Vu la procédure suivante :
Procédures contentieuses antérieures :
Par une demande enregistrée sous le n° 2208462, M. A... ... a demandé au tribunal administratif de Grenoble, d'une part, d'annuler l'arrêté du 14 novembre 2022 par lequel le préfet de l'Isère a refusé de lui délivrer un titre de séjour, lui a fait obligation de quitter le territoire français dans un délai de trente jours et a fixé le pays à destination duquel il pourra être éloigné d'office et, d'autre part, d'enjoindre au préfet de l'Isère, sous astreinte de 20 euros par jour de retard, de lui délivrer un titre de séjour portant la mention "vie privée et familiale" ou, à titre subsidiaire, de procéder au réexamen de sa situation, dans un délai de trente jours, et de lui délivrer, dans l'attente, une autorisation provisoire de séjour, dans un délai de 48 heures.

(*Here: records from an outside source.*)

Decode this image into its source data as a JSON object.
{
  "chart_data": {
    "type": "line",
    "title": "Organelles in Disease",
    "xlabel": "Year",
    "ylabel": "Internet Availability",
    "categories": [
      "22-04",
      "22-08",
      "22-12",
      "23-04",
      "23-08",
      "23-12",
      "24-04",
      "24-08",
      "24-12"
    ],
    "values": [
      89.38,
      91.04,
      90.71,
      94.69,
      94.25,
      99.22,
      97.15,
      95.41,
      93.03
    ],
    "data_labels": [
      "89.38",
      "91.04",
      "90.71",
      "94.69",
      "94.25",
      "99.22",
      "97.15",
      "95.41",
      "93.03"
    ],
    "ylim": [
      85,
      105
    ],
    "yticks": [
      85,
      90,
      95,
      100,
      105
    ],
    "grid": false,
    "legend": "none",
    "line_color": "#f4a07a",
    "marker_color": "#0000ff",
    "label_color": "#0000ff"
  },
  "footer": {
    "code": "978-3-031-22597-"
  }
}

Par une demande enregistrée sous le n° 2208463, Mme C... ... épouse B... a demandé au tribunal administratif de Grenoble, d'une part, d'annuler l'arrêté du 14 novembre 2022 par lequel le préfet de l'Isère a refusé de lui délivrer un titre de séjour, lui a fait obligation de quitter le territoire français dans un délai de trente jours et a fixé le pays à destination duquel elle pourra être éloignée d'office et, d'autre part, d'enjoindre au préfet de l'Isère, sous astreinte de 20 euros par jour de retard, de lui délivrer un titre de séjour portant la mention "vie privée et familiale" ou, à titre subsidiaire, de procéder au réexamen de sa situation, dans un délai de trente jours, et de lui délivrer, dans l'attente, une autorisation provisoire de séjour, dans un délai de 48 heures.

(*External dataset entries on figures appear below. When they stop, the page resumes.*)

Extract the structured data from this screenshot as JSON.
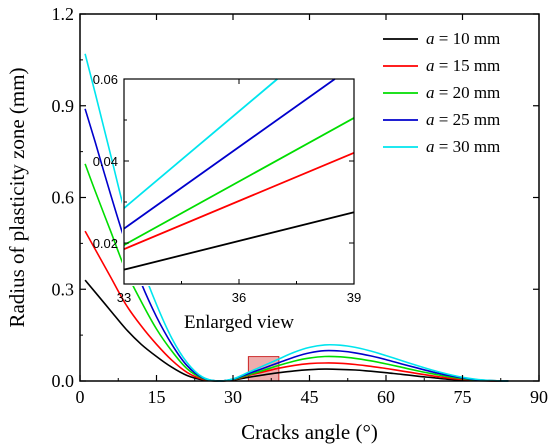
{
  "chart_data": {
    "type": "line",
    "xlabel": "Cracks angle (°)",
    "ylabel": "Radius of plasticity zone (mm)",
    "xlim": [
      0,
      90
    ],
    "ylim": [
      0,
      1.2
    ],
    "xticks": [
      0,
      15,
      30,
      45,
      60,
      75,
      90
    ],
    "yticks": [
      0.0,
      0.3,
      0.6,
      0.9,
      1.2
    ],
    "x_tick_labels": [
      "0",
      "15",
      "30",
      "45",
      "60",
      "75",
      "90"
    ],
    "y_tick_labels": [
      "0.0",
      "0.3",
      "0.6",
      "0.9",
      "1.2"
    ],
    "legend_position": "top-right",
    "legend_prefix": "a",
    "highlight_box": {
      "x": [
        33,
        39
      ],
      "y": [
        0,
        0.06
      ]
    },
    "series": [
      {
        "name": "= 10 mm",
        "color": "#000000",
        "x": [
          1,
          3,
          6,
          9,
          12,
          15,
          18,
          21,
          24,
          27,
          30,
          33,
          36,
          39,
          42,
          45,
          48,
          51,
          54,
          57,
          60,
          63,
          66,
          69,
          72,
          75,
          78,
          81,
          84
        ],
        "y": [
          0.33,
          0.29,
          0.23,
          0.17,
          0.12,
          0.08,
          0.045,
          0.018,
          0.004,
          0.0,
          0.003,
          0.012,
          0.02,
          0.027,
          0.033,
          0.037,
          0.039,
          0.038,
          0.036,
          0.032,
          0.027,
          0.022,
          0.016,
          0.011,
          0.006,
          0.003,
          0.001,
          0.0,
          0.0
        ]
      },
      {
        "name": "= 15 mm",
        "color": "#ff0000",
        "x": [
          1,
          3,
          6,
          9,
          12,
          15,
          18,
          21,
          24,
          27,
          30,
          33,
          36,
          39,
          42,
          45,
          48,
          51,
          54,
          57,
          60,
          63,
          66,
          69,
          72,
          75,
          78,
          81,
          84
        ],
        "y": [
          0.49,
          0.43,
          0.34,
          0.25,
          0.18,
          0.12,
          0.068,
          0.028,
          0.006,
          0.0,
          0.004,
          0.018,
          0.03,
          0.042,
          0.051,
          0.057,
          0.059,
          0.058,
          0.054,
          0.048,
          0.041,
          0.033,
          0.025,
          0.017,
          0.01,
          0.005,
          0.002,
          0.0,
          0.0
        ]
      },
      {
        "name": "= 20 mm",
        "color": "#00dd00",
        "x": [
          1,
          3,
          6,
          9,
          12,
          15,
          18,
          21,
          24,
          27,
          30,
          33,
          36,
          39,
          42,
          45,
          48,
          51,
          54,
          57,
          60,
          63,
          66,
          69,
          72,
          75,
          78,
          81,
          84
        ],
        "y": [
          0.71,
          0.62,
          0.49,
          0.36,
          0.26,
          0.17,
          0.098,
          0.04,
          0.009,
          0.0,
          0.005,
          0.02,
          0.035,
          0.051,
          0.065,
          0.075,
          0.08,
          0.079,
          0.074,
          0.066,
          0.056,
          0.045,
          0.034,
          0.024,
          0.015,
          0.008,
          0.003,
          0.001,
          0.0
        ]
      },
      {
        "name": "= 25 mm",
        "color": "#0000cc",
        "x": [
          1,
          3,
          6,
          9,
          12,
          15,
          18,
          21,
          24,
          27,
          30,
          33,
          36,
          39,
          42,
          45,
          48,
          51,
          54,
          57,
          60,
          63,
          66,
          69,
          72,
          75,
          78,
          81,
          84
        ],
        "y": [
          0.89,
          0.78,
          0.61,
          0.45,
          0.32,
          0.21,
          0.12,
          0.05,
          0.011,
          0.0,
          0.006,
          0.024,
          0.042,
          0.06,
          0.078,
          0.092,
          0.099,
          0.098,
          0.092,
          0.082,
          0.07,
          0.056,
          0.043,
          0.03,
          0.019,
          0.01,
          0.004,
          0.001,
          0.0
        ]
      },
      {
        "name": "= 30 mm",
        "color": "#00e5ee",
        "x": [
          1,
          3,
          6,
          9,
          12,
          15,
          18,
          21,
          24,
          27,
          30,
          33,
          36,
          39,
          42,
          45,
          48,
          51,
          54,
          57,
          60,
          63,
          66,
          69,
          72,
          75,
          78,
          81,
          84
        ],
        "y": [
          1.07,
          0.94,
          0.74,
          0.54,
          0.38,
          0.25,
          0.14,
          0.06,
          0.013,
          0.0,
          0.007,
          0.028,
          0.05,
          0.072,
          0.094,
          0.11,
          0.118,
          0.117,
          0.11,
          0.098,
          0.083,
          0.067,
          0.051,
          0.036,
          0.023,
          0.012,
          0.005,
          0.001,
          0.0
        ]
      }
    ],
    "inset": {
      "title": "Enlarged view",
      "xlim": [
        33,
        39
      ],
      "ylim": [
        0.01,
        0.06
      ],
      "xticks": [
        33,
        36,
        39
      ],
      "yticks": [
        0.02,
        0.04,
        0.06
      ],
      "x_tick_labels": [
        "33",
        "36",
        "39"
      ],
      "y_tick_labels": [
        "0.02",
        "0.04",
        "0.06"
      ],
      "series": [
        {
          "color": "#000000",
          "x": [
            33,
            39
          ],
          "y": [
            0.0135,
            0.0275
          ]
        },
        {
          "color": "#ff0000",
          "x": [
            33,
            39
          ],
          "y": [
            0.0185,
            0.042
          ]
        },
        {
          "color": "#00dd00",
          "x": [
            33,
            39
          ],
          "y": [
            0.0195,
            0.0505
          ]
        },
        {
          "color": "#0000cc",
          "x": [
            33,
            38.5
          ],
          "y": [
            0.0235,
            0.06
          ]
        },
        {
          "color": "#00e5ee",
          "x": [
            33,
            37
          ],
          "y": [
            0.0285,
            0.06
          ]
        }
      ]
    }
  }
}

Par un jugement n° 2208462-2208463 du 31 mai 2023, le tribunal administratif de Grenoble a rejeté leurs demandes.
Procédure devant la cour :
Par une requête enregistrée le 22 juin 2023, M. A... B... et Mme C... D... épouse B..., représentés par Me Coutaz, demandent à la cour :
1°) d'annuler le jugement n° 2208462- 2208463 du 31 mai 2023 du tribunal administratif de Grenoble ;
2°) d'annuler les décisions du 14 novembre 2022 par lesquelles le préfet de l'Isère a refusé de leur délivrer un titre de séjour, leur a fait obligation de quitter le territoire français dans un délai de trente jours et a fixé le pays à destination duquel ils pourront être éloignés d'office ;
3°) d'enjoindre au préfet de l'Isère, sous astreinte de 20 euros par jour de retard, de leur délivrer un titre de séjour portant la mention "vie privée et familiale" ou, à titre subsidiaire, de procéder au réexamen de leur situation dans un délai de trente jours et de leur délivrer, dans l'attente, une autorisation provisoire de séjour, dans un délai de 48 heures.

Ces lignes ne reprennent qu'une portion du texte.